Salió a ver a Sprout. El cielo estaba negro, tachonado de estrellas y de una luna brillante y fosforescente. Cuando abrió el maletero del coche, Sprout irguió las orejas y meneó el rabo, pero estaba demasiado cansado para levantar la cabe2a. Fitz lo acarició cariñosamente.
– Buen chico -dijo con suavidad, empleando la voz que reservaba para su viejo amigo-. Ojalá supieras lo que es perder el corazón. Quizá podrías entonces darme algún consejo. Pero no lo sabes, ¿verdad, Sprout} -El perro soltó un ruidoso suspiro de satisfacción. Fitz lo tapó con una gruesa manta y, después de dedicarle una larga y afectuosa mirada, cerró el maletero.
Subió despacio las escaleras, sintiendo el corazón más y más pesado con cada escalón. Pronto el fin de semana tocaría a su fin y Alba habría dejado de necesitarle.
Avanzó por el pasillo. Le habría gustado llamar a la puerta de Alba y contarle lo que había descubierto. Pero no sabía cuál era su habitación y la casa era tan grande que resultaba imposible adivinarlo. Abrió la puerta de su habitación y encendió la luz. Alba se movió en su cama.
– Apágala -murmuró, sin abrir los ojos.
– Alba -jadeó Fitz, apagando la luz. Lo primero que pensó es que se había metido en la habitación de ella por error. Quizás estaba tan borracho como su padre-. ¡Disculpa!
– No seas bobo -dijo ella, adormilada-. Ven a la cama. -Soltó entonces una risilla que ahogó en la almohada-. A fin de cuentas, es tu cama. El Búfalo estaría horrorizado.
– Ah -dijo Fitz, confundido.
– No irás a rechazarme otra vez, ¿verdad?
– Por supuesto que no. Es que he pensado que…

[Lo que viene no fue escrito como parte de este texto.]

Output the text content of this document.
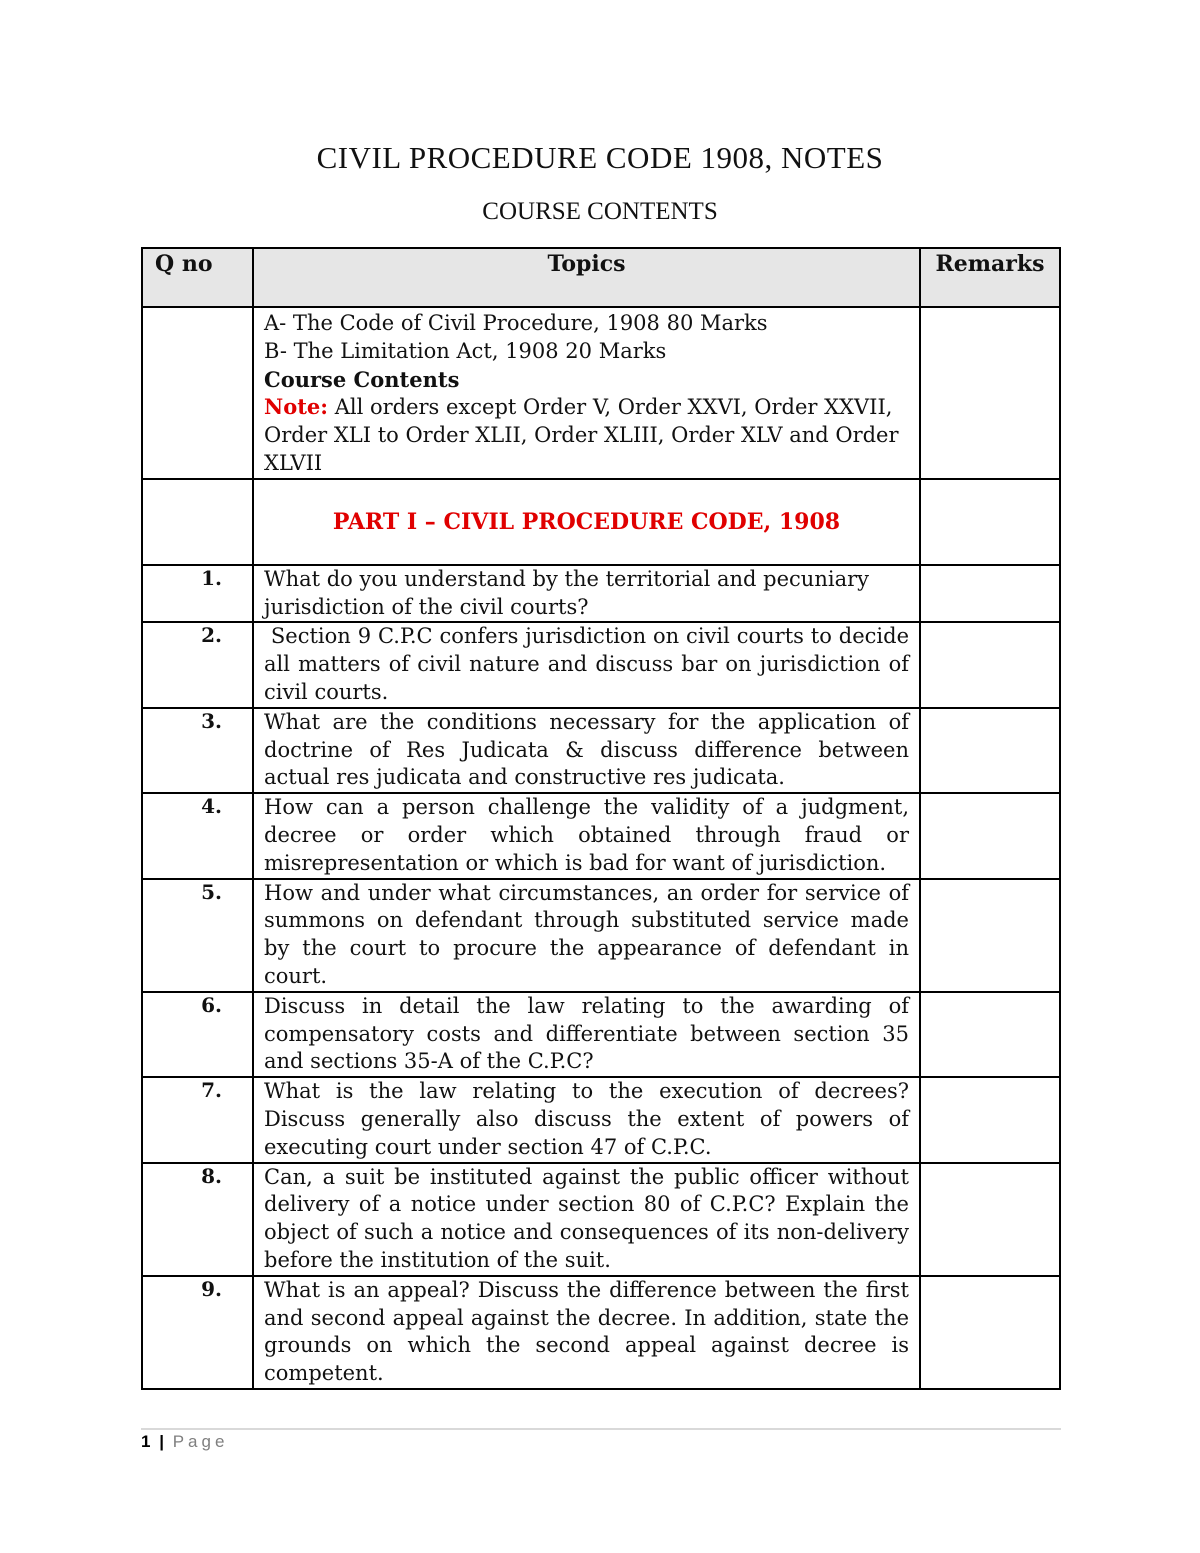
CIVIL PROCEDURE CODE 1908, NOTES
COURSE CONTENTS
Q no	Topics	Remarks

	A- The Code of Civil Procedure, 1908 80 Marks
B- The Limitation Act, 1908 20 Marks
Course Contents
Note: All orders except Order V, Order XXVI, Order XXVII, Order XLI to Order XLII, Order XLIII, Order XLV and Order XLVII	

	PART I – CIVIL PROCEDURE CODE, 1908	
1.	What do you understand by the territorial and pecuniary jurisdiction of the civil courts?	
2.	Section 9 C.P.C confers jurisdiction on civil courts to decide all matters of civil nature and discuss bar on jurisdiction of civil courts.	
3.	What are the conditions necessary for the application of doctrine of Res Judicata & discuss difference between actual res judicata and constructive res judicata.	
4.	How can a person challenge the validity of a judgment, decree or order which obtained through fraud or misrepresentation or which is bad for want of jurisdiction.	
5.	How and under what circumstances, an order for service of summons on defendant through substituted service made by the court to procure the appearance of defendant in court.	
6.	Discuss in detail the law relating to the awarding of compensatory costs and differentiate between section 35 and sections 35-A of the C.P.C?	
7.	What is the law relating to the execution of decrees? Discuss generally also discuss the extent of powers of executing court under section 47 of C.P.C.	
8.	Can, a suit be instituted against the public officer without delivery of a notice under section 80 of C.P.C? Explain the object of such a notice and consequences of its non-delivery before the institution of the suit.	
9.	What is an appeal? Discuss the difference between the first and second appeal against the decree. In addition, state the grounds on which the second appeal against decree is competent.	
1 | Page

– Deja ya de pensar, por el amor de Dios. Pensar nunca ha llevado a ningún hombre a ninguna parte. Desde luego, no a mi cama. Date prisa, tengo frío. Encontrarás el pijama debajo de la almohada. -Bostezó ruidosamente.
Fitz se desnudó a toda prisa y, cuando sus ojos se adaptaron a la oscuridad, sacó el pijama de debajo de la almohada, se lo puso, y se acostó. Cuando empezaba a plantearse qué hacer a continuación, oyó hablar a Alba.